From the first track to the last, The Hill and Wood leads the listener through a sometimes folky, sometimes rock and roll, ceaselessly melodic journey. The album moves naturally, but carefully, going slowly one minute and fast the next – a smart move that makes the album virtually indispensible for the folk-rock fan.
– Honey Baby
diplodocus by claire magdalena (January 11, 2012) *
In the circular, transgressive sound of Youth Lagoon, Claire Magdalena puts forth one of the most honest bedroom recordings around. Captured home sounds, tweaked to fit audio perfection, gently guide the five tracks as they slowly unfold. Diplodocus has its disorganized moments, which can be abrasive, but the tracks resolve within themselves.
Du soleil refroidi by Death Mercedes (October 10, 2011)
Parisian punk group, Death Mercedes, passes every hardcore landmark in stride, putting a new face on the word “aggressive”. Maintaining a certain level of lyrical elegance, Du Soleil Refroidi has a theatrical undertone that is constantly being dominated by voilent outbursts.
– Big Boss
Fuck Everything I’m God by Air Tycoon (December 4, 2011) *
Fuck Everything I’m God somehow slipped through our fingers. Now, falling on our fumble, Dingus cares to bring you, as part of our Best New Music section, Air Tycoons debut LP. With an irresistible aesthetic, F.E.I.G. caters some of the most powerful drops in the electronic world without breaking a sweat.
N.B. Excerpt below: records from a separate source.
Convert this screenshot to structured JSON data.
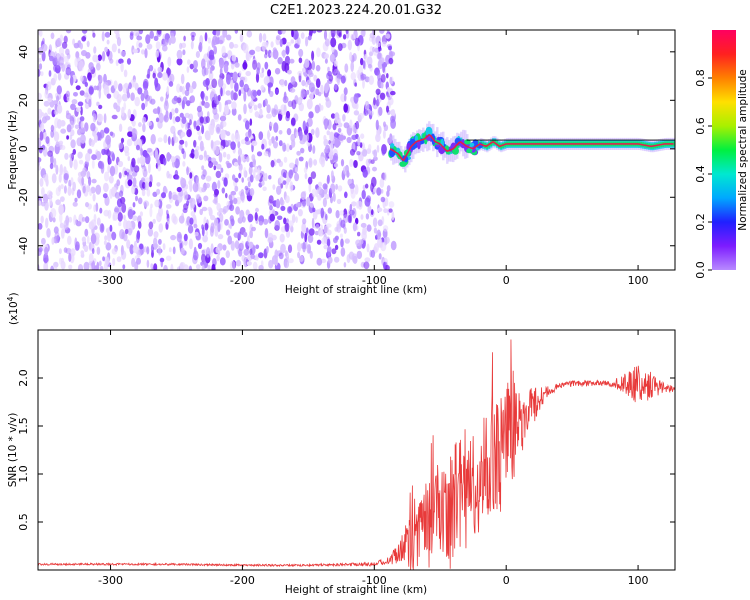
{
  "figure_title": "C2E1.2023.224.20.01.G32",
  "colors": {
    "snr_line": "#e83a3a",
    "spectrum_noise": "#6a14f0",
    "ridge_core": "#e0204c",
    "ridge_mid": "#10e070",
    "ridge_edge": "#18c8e8",
    "colorbar_stops": [
      "#b88aff",
      "#7d1cff",
      "#2020ff",
      "#00a8ff",
      "#00e8d0",
      "#00f040",
      "#a8f000",
      "#ffe000",
      "#ff8000",
      "#ff2020",
      "#ff0060"
    ]
  },
  "chart_data": [
    {
      "type": "heatmap",
      "xlabel": "Height of straight line (km)",
      "ylabel": "Frequency (Hz)",
      "xlim": [
        -355,
        128
      ],
      "ylim": [
        -50,
        49
      ],
      "xticks": [
        -300,
        -200,
        -100,
        0,
        100
      ],
      "yticks": [
        -40,
        -20,
        0,
        20,
        40
      ],
      "noise_region_x": [
        -355,
        -85
      ],
      "ridge": {
        "x": [
          -88,
          -82,
          -78,
          -72,
          -68,
          -62,
          -58,
          -54,
          -50,
          -45,
          -40,
          -35,
          -30,
          -25,
          -20,
          -15,
          -10,
          -5,
          0,
          10,
          20,
          40,
          60,
          80,
          100,
          110,
          120,
          128
        ],
        "y": [
          0,
          -2,
          -5,
          1,
          3,
          4,
          6,
          3,
          2,
          -1,
          0,
          3,
          1,
          0,
          2,
          1,
          3,
          1,
          2,
          2,
          2,
          2,
          2,
          2,
          2,
          1,
          2,
          2
        ]
      },
      "colorbar": {
        "label": "Normalized spectral amplitude",
        "range": [
          0,
          1
        ],
        "ticks": [
          "0.0",
          "0.2",
          "0.4",
          "0.6",
          "0.8"
        ]
      }
    },
    {
      "type": "line",
      "xlabel": "Height of straight line (km)",
      "ylabel": "SNR (10 * v/v)",
      "scale_label": "(x10",
      "scale_exponent": "4",
      "scale_close": ")",
      "xlim": [
        -355,
        128
      ],
      "ylim": [
        0.0,
        2.5
      ],
      "xticks": [
        -300,
        -200,
        -100,
        0,
        100
      ],
      "yticks": [
        "0.5",
        "1.0",
        "1.5",
        "2.0"
      ],
      "series": [
        {
          "x": [
            -355,
            -300,
            -250,
            -200,
            -150,
            -100,
            -90,
            -80,
            -70,
            -60,
            -50,
            -40,
            -30,
            -20,
            -10,
            0,
            10,
            20,
            30,
            40,
            50,
            60,
            70,
            80,
            90,
            100,
            110,
            120,
            128
          ],
          "y": [
            0.06,
            0.06,
            0.06,
            0.05,
            0.05,
            0.06,
            0.1,
            0.2,
            0.35,
            0.5,
            0.65,
            0.75,
            0.85,
            1.0,
            1.2,
            1.4,
            1.55,
            1.7,
            1.85,
            1.92,
            1.94,
            1.94,
            1.95,
            1.94,
            1.93,
            1.93,
            1.92,
            1.9,
            1.88
          ],
          "spread": [
            0.01,
            0.01,
            0.01,
            0.01,
            0.01,
            0.02,
            0.04,
            0.15,
            0.35,
            0.45,
            0.55,
            0.7,
            0.6,
            0.6,
            0.6,
            0.7,
            0.35,
            0.2,
            0.06,
            0.03,
            0.03,
            0.03,
            0.03,
            0.03,
            0.12,
            0.22,
            0.15,
            0.05,
            0.03
          ]
        }
      ]
    }
  ]
}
If there was ever a formula for audio bliss, this Illinois native has it mastered with nostalgic, digital youth.
– Big Boss
Big Blue Dreams and Salty Stories by Giant Octopus (January 4, 2012) *
It’s a truth universally acknowledged that anything Oliver Ignatius touches, or puts his golden voice onto, will be worth hearing, and probably won’t get out of your head for days. The first full-length Giant Octopus LP, Big Blue Dreams and Salty Stories, is no exception. Like every Mama Coco’s release the melodies are at the forefront and often unforgettable (and Ignatius’ angelic harmonies sneak up and highlight frontman Miguel Horowitz’s woozy voice.) Like early Pink Floyd lost at sea, Giant Octopus rocks steady, with flashes of weirdness.